Here’s the steps you’ll need to follow: 

  1. First you’ll need to head to the local Huawei Developer site here.
  2. Next you’ll need to fill in your details on the registration, with it featuring standard information such as your email address and phone number in order to create a Huawei ID.
  3. From there it gets a tad more complicated, with an identity verification page popping up and requiring users to register as company developers by supplying a Data Universal Numbering System (DUNS) ID.
  4. There are two methods to apply for the DUNS number. The first takes 10 to 15 minutes to apply for and costs roughly $80 to facilitate, as well as five to 15 days to complete and receive your number. The other free, but takes far longer at between 30 to 45 working days to complete.
  5. Once the registration process has been completed, you’ll be given a Business Registry License by Huawei.
  6. This is when the exciting stuff can start happening, as now you’ll be able to begin uploading your apps to the Huawei App Gallery.

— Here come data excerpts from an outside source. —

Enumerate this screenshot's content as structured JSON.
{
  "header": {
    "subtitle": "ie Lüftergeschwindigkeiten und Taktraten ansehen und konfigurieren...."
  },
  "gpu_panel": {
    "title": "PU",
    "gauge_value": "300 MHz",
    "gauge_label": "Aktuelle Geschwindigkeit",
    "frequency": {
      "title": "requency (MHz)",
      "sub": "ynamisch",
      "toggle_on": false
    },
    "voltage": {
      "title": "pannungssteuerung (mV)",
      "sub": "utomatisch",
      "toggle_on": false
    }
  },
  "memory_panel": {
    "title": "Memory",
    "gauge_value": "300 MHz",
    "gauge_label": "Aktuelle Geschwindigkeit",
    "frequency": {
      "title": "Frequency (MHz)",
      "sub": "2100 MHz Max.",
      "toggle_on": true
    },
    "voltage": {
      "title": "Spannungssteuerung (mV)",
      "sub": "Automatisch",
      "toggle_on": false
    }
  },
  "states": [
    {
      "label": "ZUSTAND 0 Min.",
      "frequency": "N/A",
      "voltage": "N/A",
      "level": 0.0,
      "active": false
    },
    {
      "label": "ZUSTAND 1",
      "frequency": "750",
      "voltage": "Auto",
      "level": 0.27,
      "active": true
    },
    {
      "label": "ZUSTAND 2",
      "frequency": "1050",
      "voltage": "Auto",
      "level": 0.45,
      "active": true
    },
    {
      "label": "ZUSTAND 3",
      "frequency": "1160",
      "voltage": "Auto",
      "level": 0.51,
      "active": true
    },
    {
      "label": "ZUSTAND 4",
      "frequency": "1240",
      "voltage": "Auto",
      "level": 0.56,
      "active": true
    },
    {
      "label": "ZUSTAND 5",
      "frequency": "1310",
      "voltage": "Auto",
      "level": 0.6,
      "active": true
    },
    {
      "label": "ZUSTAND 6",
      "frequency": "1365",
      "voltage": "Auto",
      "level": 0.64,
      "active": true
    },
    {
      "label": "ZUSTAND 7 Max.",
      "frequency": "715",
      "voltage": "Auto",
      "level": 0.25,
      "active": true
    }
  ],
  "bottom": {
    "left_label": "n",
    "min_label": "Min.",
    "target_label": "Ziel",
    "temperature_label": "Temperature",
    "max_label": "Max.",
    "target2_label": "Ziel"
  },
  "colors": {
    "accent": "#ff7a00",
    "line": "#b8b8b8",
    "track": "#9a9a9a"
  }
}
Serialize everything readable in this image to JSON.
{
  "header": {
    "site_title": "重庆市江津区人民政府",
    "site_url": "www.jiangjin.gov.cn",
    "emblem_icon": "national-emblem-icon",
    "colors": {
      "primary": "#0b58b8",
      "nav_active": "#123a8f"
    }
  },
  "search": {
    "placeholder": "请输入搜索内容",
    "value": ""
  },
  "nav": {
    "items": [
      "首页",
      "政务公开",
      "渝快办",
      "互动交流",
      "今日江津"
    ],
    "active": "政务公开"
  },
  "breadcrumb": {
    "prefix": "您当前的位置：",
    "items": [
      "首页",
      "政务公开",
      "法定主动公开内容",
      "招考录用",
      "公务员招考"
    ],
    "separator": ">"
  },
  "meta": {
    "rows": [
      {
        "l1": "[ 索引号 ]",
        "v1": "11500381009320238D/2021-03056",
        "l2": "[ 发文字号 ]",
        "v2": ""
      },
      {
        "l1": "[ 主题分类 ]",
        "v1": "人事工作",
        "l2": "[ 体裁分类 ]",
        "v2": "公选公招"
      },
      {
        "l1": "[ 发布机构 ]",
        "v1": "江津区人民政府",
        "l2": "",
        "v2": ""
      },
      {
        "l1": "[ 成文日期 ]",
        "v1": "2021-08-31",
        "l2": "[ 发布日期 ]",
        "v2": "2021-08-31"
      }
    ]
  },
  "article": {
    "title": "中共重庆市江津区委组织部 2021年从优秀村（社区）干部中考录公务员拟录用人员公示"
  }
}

All in all it is a relatively simple process, but can take a few days depending on how the DUNS process takes. The wait appears to be worth it though, as Huawei has confirmed its commitment to the local developer community.

To that end it wants to get 1 000 developers through its local Shining Star programme within the first year, and has also incentivised the programme for both individuals/SMMEs and corporates/commercial partners respectively. These include both cash prizes and devices for members who perform well and sign up quickly.

With Huawei aiming to create a thriving developer community, it should be interesting to see how the Shining Star and Developer programmes look in the next few years.